Die Dominanz sozialistischer Organisationen – Goldmans persönlicher Freund etwa, der Schriftsteller Jack London, hielt als überzeugter Sozialist wenig von ihren politischen Ideen – und der rasch wachsende Einfluss kommunistischer Gruppen, zumal auf die US-amerikanische und europäische Intelligenz, werden allenfalls gestreift.
Ganz auf biographische Daten und private Korrespondenz konzentriert, vermerken Paul und Karen Avrich zum Beispiel den massiven Widerstand, den gerade in England Kommunisten gegen die bolschewismuskritischen Vorträge Goldmans organisierten, zu knapp und eher am Rande. Goldman selbst neigte dazu, in Briefen an Freunde diese Schwierigkeiten herunterzuspielen. Sie sind für eine Schilderung der sich verschiebenden politischen Hegemonien in Europa daher wenig hilfreich.
Es fehlt „Sasha and Emma“ gelegentlich an einschränkender Kontextualisierung, und häufig muss man sich Informationen über das größere politische Panorama aus Nebensätzen zusammenklauben.

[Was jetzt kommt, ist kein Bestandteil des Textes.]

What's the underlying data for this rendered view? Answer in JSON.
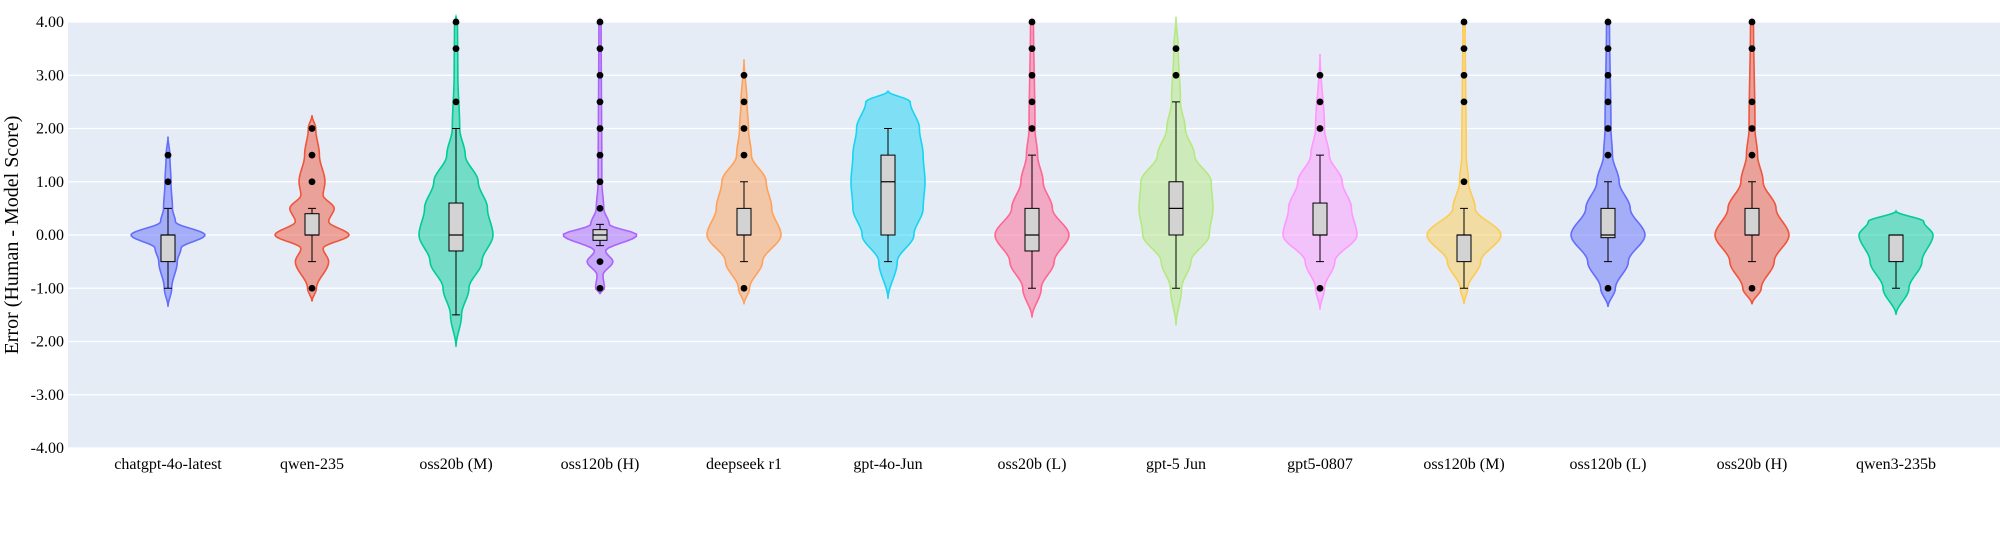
{
  "chart_data": {
    "type": "violin",
    "title": "",
    "xlabel": "",
    "ylabel": "Error (Human - Model Score)",
    "ylim": [
      -4.0,
      4.0
    ],
    "yticks": [
      -4.0,
      -3.0,
      -2.0,
      -1.0,
      0.0,
      1.0,
      2.0,
      3.0,
      4.0
    ],
    "ytick_labels": [
      "-4.00",
      "-3.00",
      "-2.00",
      "-1.00",
      "0.00",
      "1.00",
      "2.00",
      "3.00",
      "4.00"
    ],
    "grid": true,
    "background": "#E5ECF6",
    "series": [
      {
        "name": "chatgpt-4o-latest",
        "color": "#636EFA",
        "box": {
          "q1": -0.5,
          "median": 0.0,
          "q3": 0.0,
          "whisker_low": -1.0,
          "whisker_high": 0.5
        },
        "outliers": [
          1.0,
          1.5
        ],
        "density": [
          [
            -1.35,
            0.0
          ],
          [
            -1.0,
            0.1
          ],
          [
            -0.5,
            0.25
          ],
          [
            -0.25,
            0.35
          ],
          [
            0.0,
            1.0
          ],
          [
            0.25,
            0.2
          ],
          [
            0.5,
            0.12
          ],
          [
            1.0,
            0.08
          ],
          [
            1.5,
            0.05
          ],
          [
            1.85,
            0.0
          ]
        ]
      },
      {
        "name": "qwen-235",
        "color": "#EF553B",
        "box": {
          "q1": 0.0,
          "median": 0.0,
          "q3": 0.4,
          "whisker_low": -0.5,
          "whisker_high": 0.5
        },
        "outliers": [
          -1.0,
          1.0,
          1.5,
          2.0
        ],
        "density": [
          [
            -1.25,
            0.0
          ],
          [
            -1.0,
            0.12
          ],
          [
            -0.5,
            0.45
          ],
          [
            -0.25,
            0.3
          ],
          [
            0.0,
            1.0
          ],
          [
            0.25,
            0.45
          ],
          [
            0.5,
            0.6
          ],
          [
            0.75,
            0.3
          ],
          [
            1.0,
            0.35
          ],
          [
            1.5,
            0.2
          ],
          [
            2.0,
            0.1
          ],
          [
            2.25,
            0.0
          ]
        ]
      },
      {
        "name": "oss20b (M)",
        "color": "#00CC96",
        "box": {
          "q1": -0.3,
          "median": 0.0,
          "q3": 0.6,
          "whisker_low": -1.5,
          "whisker_high": 2.0
        },
        "outliers": [
          2.5,
          3.5,
          4.0
        ],
        "density": [
          [
            -2.1,
            0.0
          ],
          [
            -1.5,
            0.15
          ],
          [
            -1.0,
            0.35
          ],
          [
            -0.5,
            0.7
          ],
          [
            0.0,
            1.0
          ],
          [
            0.5,
            0.85
          ],
          [
            1.0,
            0.6
          ],
          [
            1.5,
            0.25
          ],
          [
            2.0,
            0.1
          ],
          [
            3.0,
            0.05
          ],
          [
            4.0,
            0.04
          ],
          [
            4.1,
            0.0
          ]
        ]
      },
      {
        "name": "oss120b (H)",
        "color": "#AB63FA",
        "box": {
          "q1": -0.1,
          "median": 0.0,
          "q3": 0.1,
          "whisker_low": -0.2,
          "whisker_high": 0.2
        },
        "outliers": [
          -1.0,
          -0.5,
          0.5,
          1.0,
          1.5,
          2.0,
          2.5,
          3.0,
          3.5,
          4.0
        ],
        "density": [
          [
            -1.1,
            0.0
          ],
          [
            -1.0,
            0.12
          ],
          [
            -0.75,
            0.08
          ],
          [
            -0.5,
            0.35
          ],
          [
            -0.3,
            0.15
          ],
          [
            0.0,
            1.0
          ],
          [
            0.2,
            0.25
          ],
          [
            0.5,
            0.1
          ],
          [
            1.0,
            0.05
          ],
          [
            4.0,
            0.03
          ],
          [
            4.05,
            0.0
          ]
        ]
      },
      {
        "name": "deepseek r1",
        "color": "#FFA15A",
        "box": {
          "q1": 0.0,
          "median": 0.0,
          "q3": 0.5,
          "whisker_low": -0.5,
          "whisker_high": 1.0
        },
        "outliers": [
          -1.0,
          1.5,
          2.0,
          2.5,
          3.0
        ],
        "density": [
          [
            -1.3,
            0.0
          ],
          [
            -1.0,
            0.15
          ],
          [
            -0.5,
            0.5
          ],
          [
            0.0,
            1.0
          ],
          [
            0.5,
            0.75
          ],
          [
            1.0,
            0.6
          ],
          [
            1.5,
            0.2
          ],
          [
            2.0,
            0.12
          ],
          [
            2.5,
            0.08
          ],
          [
            3.3,
            0.0
          ]
        ]
      },
      {
        "name": "gpt-4o-Jun",
        "color": "#19D3F3",
        "box": {
          "q1": 0.0,
          "median": 1.0,
          "q3": 1.5,
          "whisker_low": -0.5,
          "whisker_high": 2.0
        },
        "outliers": [],
        "density": [
          [
            -1.2,
            0.0
          ],
          [
            -0.5,
            0.25
          ],
          [
            0.0,
            0.7
          ],
          [
            0.5,
            0.95
          ],
          [
            1.0,
            1.0
          ],
          [
            1.5,
            0.95
          ],
          [
            2.0,
            0.85
          ],
          [
            2.5,
            0.6
          ],
          [
            2.7,
            0.0
          ]
        ]
      },
      {
        "name": "oss20b (L)",
        "color": "#FF6692",
        "box": {
          "q1": -0.3,
          "median": 0.0,
          "q3": 0.5,
          "whisker_low": -1.0,
          "whisker_high": 1.5
        },
        "outliers": [
          2.0,
          2.5,
          3.0,
          3.5,
          4.0
        ],
        "density": [
          [
            -1.55,
            0.0
          ],
          [
            -1.0,
            0.25
          ],
          [
            -0.5,
            0.6
          ],
          [
            0.0,
            1.0
          ],
          [
            0.5,
            0.55
          ],
          [
            1.0,
            0.3
          ],
          [
            1.5,
            0.15
          ],
          [
            2.0,
            0.08
          ],
          [
            4.0,
            0.04
          ],
          [
            4.05,
            0.0
          ]
        ]
      },
      {
        "name": "gpt-5 Jun",
        "color": "#B6E880",
        "box": {
          "q1": 0.0,
          "median": 0.5,
          "q3": 1.0,
          "whisker_low": -1.0,
          "whisker_high": 2.5
        },
        "outliers": [
          3.0,
          3.5
        ],
        "density": [
          [
            -1.7,
            0.0
          ],
          [
            -1.0,
            0.15
          ],
          [
            -0.5,
            0.4
          ],
          [
            0.0,
            0.9
          ],
          [
            0.5,
            1.0
          ],
          [
            1.0,
            0.95
          ],
          [
            1.5,
            0.5
          ],
          [
            2.0,
            0.25
          ],
          [
            2.5,
            0.12
          ],
          [
            3.5,
            0.06
          ],
          [
            4.1,
            0.0
          ]
        ]
      },
      {
        "name": "gpt5-0807",
        "color": "#FF97FF",
        "box": {
          "q1": 0.0,
          "median": 0.0,
          "q3": 0.6,
          "whisker_low": -0.5,
          "whisker_high": 1.5
        },
        "outliers": [
          -1.0,
          2.0,
          2.5,
          3.0
        ],
        "density": [
          [
            -1.4,
            0.0
          ],
          [
            -1.0,
            0.12
          ],
          [
            -0.5,
            0.4
          ],
          [
            0.0,
            1.0
          ],
          [
            0.5,
            0.85
          ],
          [
            1.0,
            0.6
          ],
          [
            1.5,
            0.25
          ],
          [
            2.0,
            0.12
          ],
          [
            3.4,
            0.0
          ]
        ]
      },
      {
        "name": "oss120b (M)",
        "color": "#FECB52",
        "box": {
          "q1": -0.5,
          "median": 0.0,
          "q3": 0.0,
          "whisker_low": -1.0,
          "whisker_high": 0.5
        },
        "outliers": [
          1.0,
          2.5,
          3.0,
          3.5,
          4.0
        ],
        "density": [
          [
            -1.3,
            0.0
          ],
          [
            -1.0,
            0.1
          ],
          [
            -0.5,
            0.45
          ],
          [
            0.0,
            1.0
          ],
          [
            0.5,
            0.3
          ],
          [
            1.0,
            0.12
          ],
          [
            1.5,
            0.06
          ],
          [
            4.0,
            0.03
          ],
          [
            4.05,
            0.0
          ]
        ]
      },
      {
        "name": "oss120b (L)",
        "color": "#636EFA",
        "box": {
          "q1": -0.05,
          "median": 0.0,
          "q3": 0.5,
          "whisker_low": -0.5,
          "whisker_high": 1.0
        },
        "outliers": [
          -1.0,
          1.5,
          2.0,
          2.5,
          3.0,
          3.5,
          4.0
        ],
        "density": [
          [
            -1.35,
            0.0
          ],
          [
            -1.0,
            0.2
          ],
          [
            -0.5,
            0.55
          ],
          [
            0.0,
            1.0
          ],
          [
            0.5,
            0.6
          ],
          [
            1.0,
            0.3
          ],
          [
            1.5,
            0.12
          ],
          [
            2.0,
            0.08
          ],
          [
            4.0,
            0.04
          ],
          [
            4.05,
            0.0
          ]
        ]
      },
      {
        "name": "oss20b (H)",
        "color": "#EF553B",
        "box": {
          "q1": 0.0,
          "median": 0.0,
          "q3": 0.5,
          "whisker_low": -0.5,
          "whisker_high": 1.0
        },
        "outliers": [
          -1.0,
          1.5,
          2.0,
          2.5,
          3.5,
          4.0
        ],
        "density": [
          [
            -1.3,
            0.0
          ],
          [
            -1.0,
            0.25
          ],
          [
            -0.5,
            0.6
          ],
          [
            0.0,
            1.0
          ],
          [
            0.5,
            0.65
          ],
          [
            1.0,
            0.3
          ],
          [
            1.5,
            0.15
          ],
          [
            2.0,
            0.08
          ],
          [
            4.0,
            0.04
          ],
          [
            4.05,
            0.0
          ]
        ]
      },
      {
        "name": "qwen3-235b",
        "color": "#00CC96",
        "box": {
          "q1": -0.5,
          "median": 0.0,
          "q3": 0.0,
          "whisker_low": -1.0,
          "whisker_high": 0.0
        },
        "outliers": [],
        "density": [
          [
            -1.5,
            0.0
          ],
          [
            -1.0,
            0.35
          ],
          [
            -0.5,
            0.7
          ],
          [
            0.0,
            1.0
          ],
          [
            0.25,
            0.75
          ],
          [
            0.45,
            0.0
          ]
        ]
      }
    ]
  }
}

Am besten ist das Buch immer dann, wenn das Leben Berkmans und Goldmans umfassend kontextualisiert wird mit den Entwicklungen und Ereignissen innerhalb der Arbeiterbewegung. Dies geschieht allerdings im Grunde nur ein einziges Mal, nämlich bei der Schilderung der Vorgeschichte zum gescheiterten Attentat Berkmans auf den Industriellen Henry Clay Frick, das ihm 14 Jahre Haft in einem infernalischen Loch in Pittsburgh einbrachte: dem berühmten Homestead-Streik.
In Homestead (Pennsylvania) war es 1892 zu kriegsähnlichen Auseinandersetzungen zwischen Streikenden eines Carnegie-Stahlwerks und Pinkerton-Detektiven gekommen, die von der Werksleitung angefordert worden waren.

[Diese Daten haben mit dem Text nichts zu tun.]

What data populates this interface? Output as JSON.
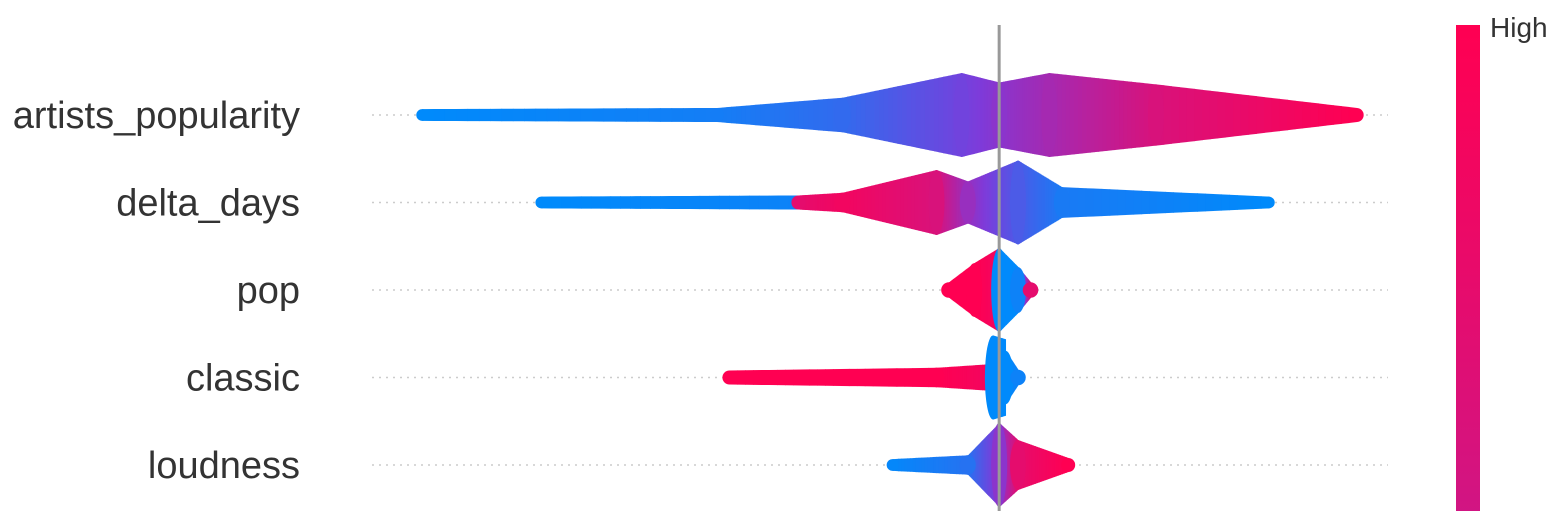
{
  "chart_data": {
    "type": "scatter",
    "subtype": "beeswarm",
    "title": "",
    "xlabel": "",
    "ylabel": "",
    "zero_line": 0,
    "xlim": [
      -1.0,
      0.62
    ],
    "features": [
      {
        "name": "artists_popularity",
        "segments": [
          {
            "x0": -0.92,
            "x1": -0.45,
            "h0": 0.05,
            "h1": 0.08,
            "c0": 0.0,
            "c1": 0.08
          },
          {
            "x0": -0.45,
            "x1": -0.25,
            "h0": 0.08,
            "h1": 0.35,
            "c0": 0.08,
            "c1": 0.2
          },
          {
            "x0": -0.25,
            "x1": -0.06,
            "h0": 0.35,
            "h1": 1.0,
            "c0": 0.2,
            "c1": 0.45
          },
          {
            "x0": -0.06,
            "x1": 0.0,
            "h0": 1.0,
            "h1": 0.75,
            "c0": 0.45,
            "c1": 0.55
          },
          {
            "x0": 0.0,
            "x1": 0.08,
            "h0": 0.75,
            "h1": 1.0,
            "c0": 0.55,
            "c1": 0.65
          },
          {
            "x0": 0.08,
            "x1": 0.25,
            "h0": 1.0,
            "h1": 0.7,
            "c0": 0.65,
            "c1": 0.85
          },
          {
            "x0": 0.25,
            "x1": 0.57,
            "h0": 0.7,
            "h1": 0.08,
            "c0": 0.85,
            "c1": 1.0
          }
        ]
      },
      {
        "name": "delta_days",
        "segments": [
          {
            "x0": -0.73,
            "x1": -0.32,
            "h0": 0.05,
            "h1": 0.08,
            "c0": 0.0,
            "c1": 0.05
          },
          {
            "x0": -0.32,
            "x1": -0.25,
            "h0": 0.08,
            "h1": 0.15,
            "c0": 0.9,
            "c1": 0.95
          },
          {
            "x0": -0.25,
            "x1": -0.1,
            "h0": 0.15,
            "h1": 0.75,
            "c0": 0.95,
            "c1": 0.85
          },
          {
            "x0": -0.1,
            "x1": -0.05,
            "h0": 0.75,
            "h1": 0.45,
            "c0": 0.85,
            "c1": 0.6
          },
          {
            "x0": -0.05,
            "x1": 0.03,
            "h0": 0.45,
            "h1": 1.0,
            "c0": 0.6,
            "c1": 0.3
          },
          {
            "x0": 0.03,
            "x1": 0.1,
            "h0": 1.0,
            "h1": 0.3,
            "c0": 0.3,
            "c1": 0.1
          },
          {
            "x0": 0.1,
            "x1": 0.43,
            "h0": 0.3,
            "h1": 0.05,
            "c0": 0.1,
            "c1": 0.0
          }
        ]
      },
      {
        "name": "pop",
        "segments": [
          {
            "x0": -0.08,
            "x1": -0.04,
            "h0": 0.1,
            "h1": 0.6,
            "c0": 1.0,
            "c1": 1.0
          },
          {
            "x0": -0.04,
            "x1": 0.0,
            "h0": 0.6,
            "h1": 1.0,
            "c0": 1.0,
            "c1": 0.95
          },
          {
            "x0": 0.0,
            "x1": 0.03,
            "h0": 1.0,
            "h1": 0.5,
            "c0": 0.0,
            "c1": 0.0
          },
          {
            "x0": 0.03,
            "x1": 0.05,
            "h0": 0.5,
            "h1": 0.1,
            "c0": 0.05,
            "c1": 0.9
          }
        ]
      },
      {
        "name": "classic",
        "segments": [
          {
            "x0": -0.43,
            "x1": -0.1,
            "h0": 0.08,
            "h1": 0.15,
            "c0": 1.0,
            "c1": 1.0
          },
          {
            "x0": -0.1,
            "x1": -0.01,
            "h0": 0.15,
            "h1": 0.25,
            "c0": 1.0,
            "c1": 0.95
          },
          {
            "x0": -0.01,
            "x1": 0.01,
            "h0": 1.0,
            "h1": 0.9,
            "c0": 0.0,
            "c1": 0.0
          },
          {
            "x0": 0.01,
            "x1": 0.03,
            "h0": 0.6,
            "h1": 0.1,
            "c0": 0.0,
            "c1": 0.05
          }
        ]
      },
      {
        "name": "loudness",
        "segments": [
          {
            "x0": -0.17,
            "x1": -0.05,
            "h0": 0.05,
            "h1": 0.15,
            "c0": 0.02,
            "c1": 0.15
          },
          {
            "x0": -0.05,
            "x1": 0.0,
            "h0": 0.15,
            "h1": 1.0,
            "c0": 0.15,
            "c1": 0.55
          },
          {
            "x0": 0.0,
            "x1": 0.03,
            "h0": 1.0,
            "h1": 0.55,
            "c0": 0.55,
            "c1": 0.9
          },
          {
            "x0": 0.03,
            "x1": 0.11,
            "h0": 0.55,
            "h1": 0.08,
            "c0": 0.9,
            "c1": 1.0
          }
        ]
      }
    ],
    "colorbar": {
      "label_high": "High",
      "color_low": "#008afb",
      "color_high": "#ff0052"
    }
  }
}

Die Detektei Pinkerton war ein nicht-staatlicher Sicherheitsdienst für Großunternehmer, private Schlägern und Mordgesellen, die Streiks mit Gewalt brechen sollten. Die Arbeiter bewaffneten und verschanzten sich, und als die Pinkerton-Leute auf zwei Lastkähnen den Fluss hinaufkamen, nahmen sie sie unter Feuer.

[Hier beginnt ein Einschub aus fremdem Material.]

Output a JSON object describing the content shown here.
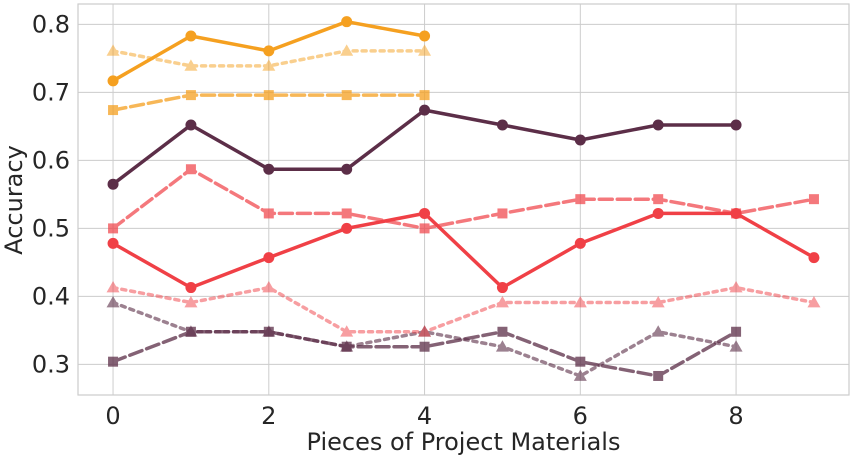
{
  "chart_data": {
    "type": "line",
    "title": "",
    "xlabel": "Pieces of Project Materials",
    "ylabel": "Accuracy",
    "xlim": [
      -0.45,
      9.45
    ],
    "ylim": [
      0.255,
      0.83
    ],
    "xticks": [
      0,
      2,
      4,
      6,
      8
    ],
    "yticks": [
      0.3,
      0.4,
      0.5,
      0.6,
      0.7,
      0.8
    ],
    "xtick_labels": [
      "0",
      "2",
      "4",
      "6",
      "8"
    ],
    "ytick_labels": [
      "0.3",
      "0.4",
      "0.5",
      "0.6",
      "0.7",
      "0.8"
    ],
    "grid": true,
    "legend": "none",
    "series": [
      {
        "color": "#f5a020",
        "linestyle": "solid",
        "marker": "circle",
        "alpha": 1.0,
        "x": [
          0,
          1,
          2,
          3,
          4
        ],
        "y": [
          0.717,
          0.783,
          0.761,
          0.804,
          0.783
        ]
      },
      {
        "color": "#f5a020",
        "linestyle": "dotted",
        "marker": "triangle",
        "alpha": 0.5,
        "x": [
          0,
          1,
          2,
          3,
          4
        ],
        "y": [
          0.761,
          0.739,
          0.739,
          0.761,
          0.761
        ]
      },
      {
        "color": "#f5a020",
        "linestyle": "dashed",
        "marker": "square",
        "alpha": 0.75,
        "x": [
          0,
          1,
          2,
          3,
          4
        ],
        "y": [
          0.674,
          0.696,
          0.696,
          0.696,
          0.696
        ]
      },
      {
        "color": "#5c2e48",
        "linestyle": "solid",
        "marker": "circle",
        "alpha": 1.0,
        "x": [
          0,
          1,
          2,
          3,
          4,
          5,
          6,
          7,
          8
        ],
        "y": [
          0.565,
          0.652,
          0.587,
          0.587,
          0.674,
          0.652,
          0.63,
          0.652,
          0.652
        ]
      },
      {
        "color": "#5c2e48",
        "linestyle": "dotted",
        "marker": "triangle",
        "alpha": 0.6,
        "x": [
          0,
          1,
          2,
          3,
          4,
          5,
          6,
          7,
          8
        ],
        "y": [
          0.391,
          0.348,
          0.348,
          0.326,
          0.348,
          0.326,
          0.283,
          0.348,
          0.326
        ]
      },
      {
        "color": "#5c2e48",
        "linestyle": "dashed",
        "marker": "square",
        "alpha": 0.75,
        "x": [
          0,
          1,
          2,
          3,
          4,
          5,
          6,
          7,
          8
        ],
        "y": [
          0.304,
          0.348,
          0.348,
          0.326,
          0.326,
          0.348,
          0.304,
          0.283,
          0.348
        ]
      },
      {
        "color": "#f04046",
        "linestyle": "solid",
        "marker": "circle",
        "alpha": 1.0,
        "x": [
          0,
          1,
          2,
          3,
          4,
          5,
          6,
          7,
          8,
          9
        ],
        "y": [
          0.478,
          0.413,
          0.457,
          0.5,
          0.522,
          0.413,
          0.478,
          0.522,
          0.522,
          0.457
        ]
      },
      {
        "color": "#f04046",
        "linestyle": "dotted",
        "marker": "triangle",
        "alpha": 0.5,
        "x": [
          0,
          1,
          2,
          3,
          4,
          5,
          6,
          7,
          8,
          9
        ],
        "y": [
          0.413,
          0.391,
          0.413,
          0.348,
          0.348,
          0.391,
          0.391,
          0.391,
          0.413,
          0.391
        ]
      },
      {
        "color": "#f04046",
        "linestyle": "dashed",
        "marker": "square",
        "alpha": 0.7,
        "x": [
          0,
          1,
          2,
          3,
          4,
          5,
          6,
          7,
          8,
          9
        ],
        "y": [
          0.5,
          0.587,
          0.522,
          0.522,
          0.5,
          0.522,
          0.543,
          0.543,
          0.522,
          0.543
        ]
      }
    ]
  }
}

Das Gefecht dauerte Stunden, hinterließ mehrere Tote und endete mit einem Sieg der Stahlarbeiter. Es war der spektakulärste „Arbeitskampf“ der US-amerikanischen Geschichte.
Der Triumph war allerdings nur von kurzer Dauer. Mit ausdrücklicher Genehmigung seines Vorgesetzten rief Frick, der Manager des Stahlwerks, nun die Nationalgarde zur Hilfe, um die Region zu „befrieden“.
Diese „Befriedung“ ging ausschließlich zu Lasten der protestierenden Arbeiter. Der Streik wurde unterdrückt. Für den jungen, fanatischen Berkman bedeutete Homestead das lange erwartete „Erwachen der Arbeiterschaft“, und das Eingreifen der Nationalgarde auf Seiten der Unternehmer, dass der Staat mit Ausbeutern und „Arbeitermördern“ unter einer Decke steckte.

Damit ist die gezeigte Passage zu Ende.